Nah, metode pengawetan makanan menggunakan garam memang sangat populer di Nias. Tapi ternyata, garam bukanlah mineral yang berasal dari Kepulauan Nias, kendati Nias dikelilingi oleh lautan dengan kadar garam yang relatif tinggi. Namun, di masa lalu NIas tidak memiliki ladang garam. Ini berarti, orang-orang Nias di masa lalu memperoleh garam dari hasil pertukaran barang (barter) atau berdagang dengan para pelaut yang singgah di Nias dengan alat tukar emas, gula, tekstil, tembikar, manik-manik, aneka logam, dan lain sebagainya.

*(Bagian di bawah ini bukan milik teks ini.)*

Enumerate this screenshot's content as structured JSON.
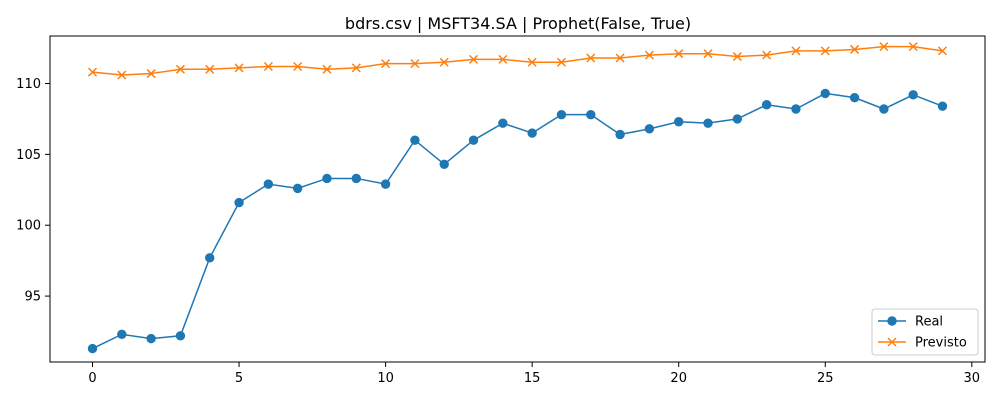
{
  "chart_data": {
    "type": "line",
    "title": "bdrs.csv | MSFT34.SA | Prophet(False, True)",
    "xlabel": "",
    "ylabel": "",
    "x": [
      0,
      1,
      2,
      3,
      4,
      5,
      6,
      7,
      8,
      9,
      10,
      11,
      12,
      13,
      14,
      15,
      16,
      17,
      18,
      19,
      20,
      21,
      22,
      23,
      24,
      25,
      26,
      27,
      28,
      29
    ],
    "xlim": [
      -1.45,
      30.45
    ],
    "ylim": [
      90.35,
      113.35
    ],
    "xticks": [
      0,
      5,
      10,
      15,
      20,
      25,
      30
    ],
    "yticks": [
      95,
      100,
      105,
      110
    ],
    "grid": false,
    "legend_position": "lower-right",
    "series": [
      {
        "name": "Real",
        "color": "#1f77b4",
        "marker": "circle",
        "values": [
          91.3,
          92.3,
          92.0,
          92.2,
          97.7,
          101.6,
          102.9,
          102.6,
          103.3,
          103.3,
          102.9,
          106.0,
          104.3,
          106.0,
          107.2,
          106.5,
          107.8,
          107.8,
          106.4,
          106.8,
          107.3,
          107.2,
          107.5,
          108.5,
          108.2,
          109.3,
          109.0,
          108.2,
          109.2,
          108.4
        ]
      },
      {
        "name": "Previsto",
        "color": "#ff7f0e",
        "marker": "x",
        "values": [
          110.8,
          110.6,
          110.7,
          111.0,
          111.0,
          111.1,
          111.2,
          111.2,
          111.0,
          111.1,
          111.4,
          111.4,
          111.5,
          111.7,
          111.7,
          111.5,
          111.5,
          111.8,
          111.8,
          112.0,
          112.1,
          112.1,
          111.9,
          112.0,
          112.3,
          112.3,
          112.4,
          112.6,
          112.6,
          112.3
        ]
      }
    ]
  }
}
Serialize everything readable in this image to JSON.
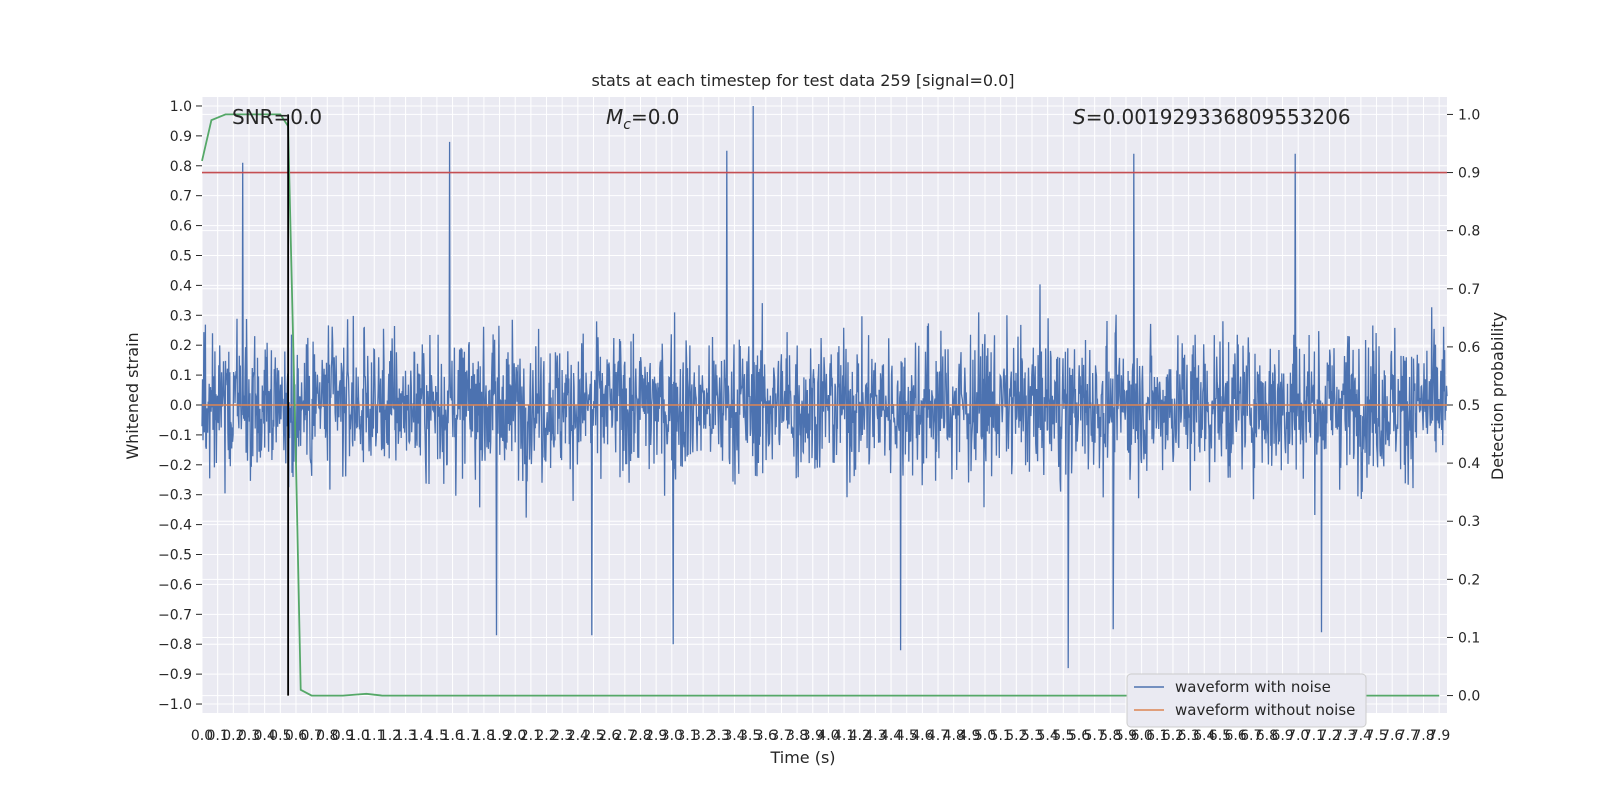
{
  "chart_data": {
    "type": "line",
    "title": "stats at each timestep for test data 259 [signal=0.0]",
    "xlabel": "Time (s)",
    "ylabel": "Whitened strain",
    "y2label": "Detection probability",
    "xlim": [
      0.0,
      7.95
    ],
    "ylim": [
      -1.03,
      1.03
    ],
    "y2lim": [
      -0.03,
      1.03
    ],
    "grid": true,
    "legend_position": "bottom-right",
    "x_ticks": [
      "0.0",
      "0.1",
      "0.2",
      "0.3",
      "0.4",
      "0.5",
      "0.6",
      "0.7",
      "0.8",
      "0.9",
      "1.0",
      "1.1",
      "1.2",
      "1.3",
      "1.4",
      "1.5",
      "1.6",
      "1.7",
      "1.8",
      "1.9",
      "2.0",
      "2.1",
      "2.2",
      "2.3",
      "2.4",
      "2.5",
      "2.6",
      "2.7",
      "2.8",
      "2.9",
      "3.0",
      "3.1",
      "3.2",
      "3.3",
      "3.4",
      "3.5",
      "3.6",
      "3.7",
      "3.8",
      "3.9",
      "4.0",
      "4.1",
      "4.2",
      "4.3",
      "4.4",
      "4.5",
      "4.6",
      "4.7",
      "4.8",
      "4.9",
      "5.0",
      "5.1",
      "5.2",
      "5.3",
      "5.4",
      "5.5",
      "5.6",
      "5.7",
      "5.8",
      "5.9",
      "6.0",
      "6.1",
      "6.2",
      "6.3",
      "6.4",
      "6.5",
      "6.6",
      "6.7",
      "6.8",
      "6.9",
      "7.0",
      "7.1",
      "7.2",
      "7.3",
      "7.4",
      "7.5",
      "7.6",
      "7.7",
      "7.8",
      "7.9"
    ],
    "y_ticks": [
      "1.0",
      "0.9",
      "0.8",
      "0.7",
      "0.6",
      "0.5",
      "0.4",
      "0.3",
      "0.2",
      "0.1",
      "0.0",
      "−0.1",
      "−0.2",
      "−0.3",
      "−0.4",
      "−0.5",
      "−0.6",
      "−0.7",
      "−0.8",
      "−0.9",
      "−1.0"
    ],
    "y2_ticks": [
      "1.0",
      "0.9",
      "0.8",
      "0.7",
      "0.6",
      "0.5",
      "0.4",
      "0.3",
      "0.2",
      "0.1",
      "0.0"
    ],
    "annotations": {
      "snr": "SNR=0.0",
      "mc_symbol": "M",
      "mc_sub": "c",
      "mc_value": "=0.0",
      "s_symbol": "S",
      "s_value": "=0.001929336809553206"
    },
    "threshold_y2": 0.9,
    "marker_x": 0.55,
    "series": [
      {
        "name": "waveform with noise",
        "color": "#4c72b0",
        "description_of_envelope": "dense noise, bulk roughly within ±0.4, peaks",
        "peaks": [
          {
            "x": 0.26,
            "y": 0.81
          },
          {
            "x": 1.58,
            "y": 0.88
          },
          {
            "x": 3.35,
            "y": 0.85
          },
          {
            "x": 3.52,
            "y": 1.0
          },
          {
            "x": 5.95,
            "y": 0.84
          },
          {
            "x": 6.98,
            "y": 0.84
          },
          {
            "x": 5.53,
            "y": -0.88
          },
          {
            "x": 4.46,
            "y": -0.82
          },
          {
            "x": 3.01,
            "y": -0.8
          },
          {
            "x": 1.88,
            "y": -0.77
          },
          {
            "x": 2.49,
            "y": -0.77
          },
          {
            "x": 5.82,
            "y": -0.75
          },
          {
            "x": 7.15,
            "y": -0.76
          }
        ]
      },
      {
        "name": "waveform without noise",
        "color": "#dd8452",
        "values_note": "flat",
        "y": 0.0
      },
      {
        "name": "",
        "color": "#55a868",
        "axis": "y2",
        "x": [
          0.0,
          0.06,
          0.15,
          0.3,
          0.45,
          0.5,
          0.55,
          0.6,
          0.63,
          0.7,
          0.8,
          0.9,
          1.0,
          1.05,
          1.15,
          1.3,
          2.0,
          4.0,
          6.0,
          7.9
        ],
        "y": [
          0.92,
          0.99,
          1.0,
          1.0,
          1.0,
          1.0,
          0.98,
          0.4,
          0.01,
          0.0,
          0.0,
          0.0,
          0.002,
          0.003,
          0.0,
          0.0,
          0.0,
          0.0,
          0.0,
          0.0
        ]
      }
    ],
    "threshold_color": "#c44e52",
    "marker_color": "#000000",
    "plot_bg": "#eaeaf2",
    "grid_color": "#ffffff"
  }
}
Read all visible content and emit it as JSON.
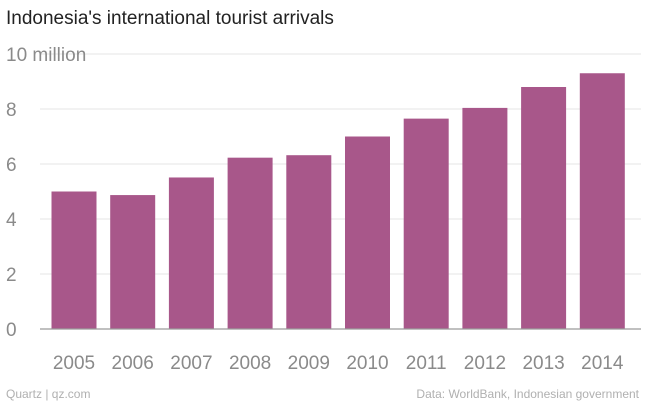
{
  "chart_data": {
    "type": "bar",
    "title": "Indonesia's international tourist arrivals",
    "categories": [
      "2005",
      "2006",
      "2007",
      "2008",
      "2009",
      "2010",
      "2011",
      "2012",
      "2013",
      "2014"
    ],
    "values": [
      5.0,
      4.87,
      5.51,
      6.23,
      6.32,
      7.0,
      7.65,
      8.04,
      8.8,
      9.3
    ],
    "ylim": [
      0,
      10
    ],
    "yticks": [
      {
        "value": 0,
        "label": "0"
      },
      {
        "value": 2,
        "label": "2"
      },
      {
        "value": 4,
        "label": "4"
      },
      {
        "value": 6,
        "label": "6"
      },
      {
        "value": 8,
        "label": "8"
      },
      {
        "value": 10,
        "label": "10 million"
      }
    ],
    "grid": true,
    "bar_color": "#a8578a"
  },
  "footer": {
    "source_left": "Quartz | qz.com",
    "source_right": "Data: WorldBank, Indonesian government"
  }
}
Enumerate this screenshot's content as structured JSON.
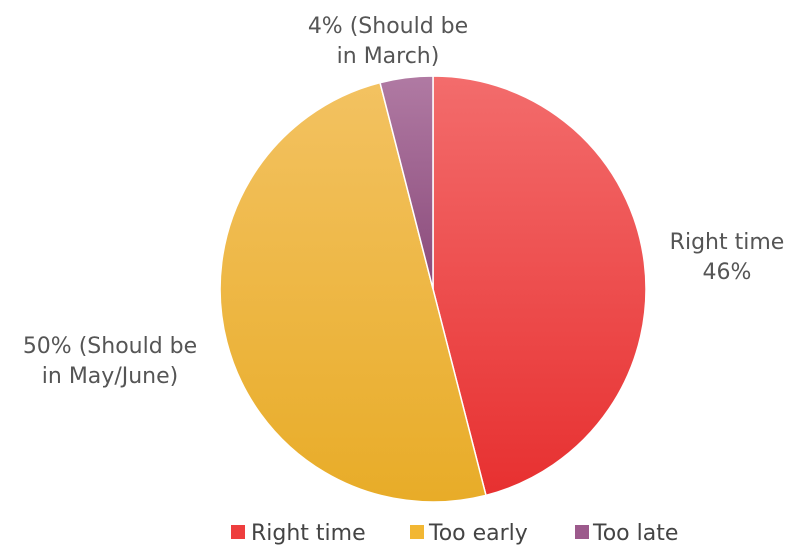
{
  "chart_data": {
    "type": "pie",
    "slices": [
      {
        "name": "Right time",
        "value": 46,
        "color": "#ee3e3e",
        "label_lines": [
          "Right time",
          "46%"
        ]
      },
      {
        "name": "Too early",
        "value": 50,
        "color": "#f2b733",
        "label_lines": [
          "50% (Should be",
          "in May/June)"
        ]
      },
      {
        "name": "Too late",
        "value": 4,
        "color": "#9c5a8c",
        "label_lines": [
          "4% (Should be",
          "in March)"
        ]
      }
    ],
    "legend": {
      "position": "bottom",
      "items": [
        "Right time",
        "Too early",
        "Too late"
      ]
    }
  }
}
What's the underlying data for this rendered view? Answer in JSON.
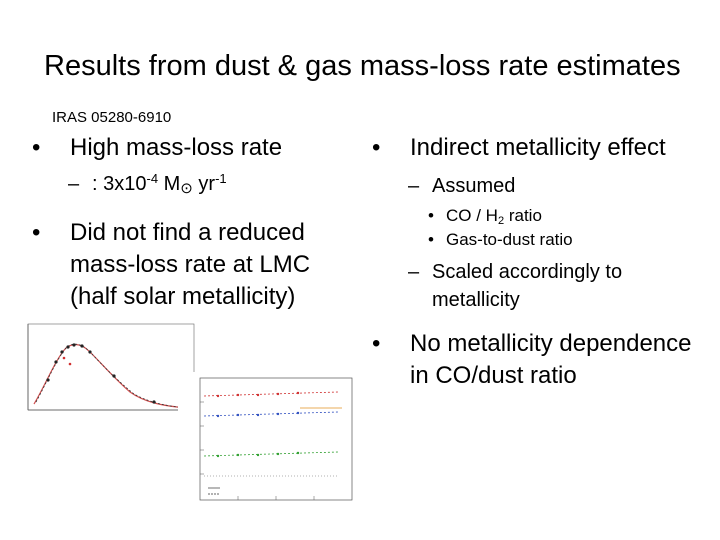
{
  "slide": {
    "title": "Results from dust & gas mass-loss rate estimates",
    "source_label": "IRAS 05280-6910"
  },
  "left_bullets": {
    "b1": "High mass-loss rate",
    "b1_sub_prefix": ": 3x10",
    "b1_sub_exp": "-4",
    "b1_sub_unit": "M",
    "b1_sub_sun": "⊙",
    "b1_sub_yr": "yr",
    "b1_sub_yr_exp": "-1",
    "b2": "Did not find a reduced mass-loss rate at LMC (half solar metallicity)"
  },
  "right_bullets": {
    "r1": "Indirect metallicity effect",
    "r1_sub1": "Assumed",
    "r1_sub1_item1_a": "CO / H",
    "r1_sub1_item1_sub": "2",
    "r1_sub1_item1_b": " ratio",
    "r1_sub1_item2": "Gas-to-dust ratio",
    "r1_sub2": "Scaled accordingly to metallicity",
    "r2": "No metallicity dependence in CO/dust ratio"
  },
  "colors": {
    "text": "#000000",
    "sed_model": "#d05050",
    "series_red": "#d03030",
    "series_blue": "#3050c0",
    "series_green": "#30a030",
    "series_orange": "#e09020"
  }
}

Dalam catatan perjalanannya, Elio Modigliani menyebutkan bahwa sejak dulu, Pulau Nias adalah tempat persinggahan para pelaut yang terjebak di tengah badai. Para pelaut itu biasanya melakukan transaksi dengan penduduk setempat. Ia menyebutkan bahwa pos perdagangan (trading post) yang digunakan oleh orang Aceh dan Belanda berada di Nias Selatan, tepatnya di sekitar kawasan Luaha Gundri. Ini menunjukkan bahwa Nias di masa lalu sudah terhubung dengan dunia luar, bahkan jauh sebelum orang Eropa melakukan ekspansi ke Nusantara.
Bukti lain persentuhan orang Nias dengan dunia luar adalah marga-marga orang Nias dari Kepulauan Hinako di Nias Barat. Marga-marga orang Nias yang ada di sini diawali dengan kata Maru, seperti Maruao, Maruhawa, Marundruri, Marulafao, dan Maru Abaya. Konon, unsur Maru dalam marga orang Nias di Kepulauan Hinako ini diambil dari kata Maros, yakni salah satu kabupaten yang berada di Provinsi Sulawesi Selatan. Kisah ini disampaikan secara turun temurun dalam bentuk tradisi lisan, dan sudah catatkan sebagai warisan budaya tak benda asal Nias tahun 2014, dengan nomor registrasi 2014004252.
Secara geografis, Nias memang terletak di bagian selatan wilayah Provinsi Sumatra Utara. Segaris dengan Pulau Simeulue dan Kepulauan Banyak di Aceh, Kepulauan Mentawai di Sumatra Barat, dan Pulau Enggano di Bengkulu. Sejak dulu kawasan itu memang menjadi salah satu jalur lintas perdagangan rempah di pantai barat pulau Sumatra, yang hingga kini masih digunakan sebagai jalur pelayaran nasional kapal muatan barang maupun penumpang.
Lokasinya yang strategis, menempatkan Nias sebagai bagian tak terpisahkan dari jalur rempah yang kini tengah dikaji oleh para akademisi di seluruh Indonesia. Kemungkinan besar, pengetahuan orang Nias tentang pengawetan bahan makanan menggunakan garam diperoleh dari hasil persentuhan mereka dengan dunia luar. Persentuhan inilah yang kemudian membentuk kebudayaan Nias seperti yang kita kenal saat ini.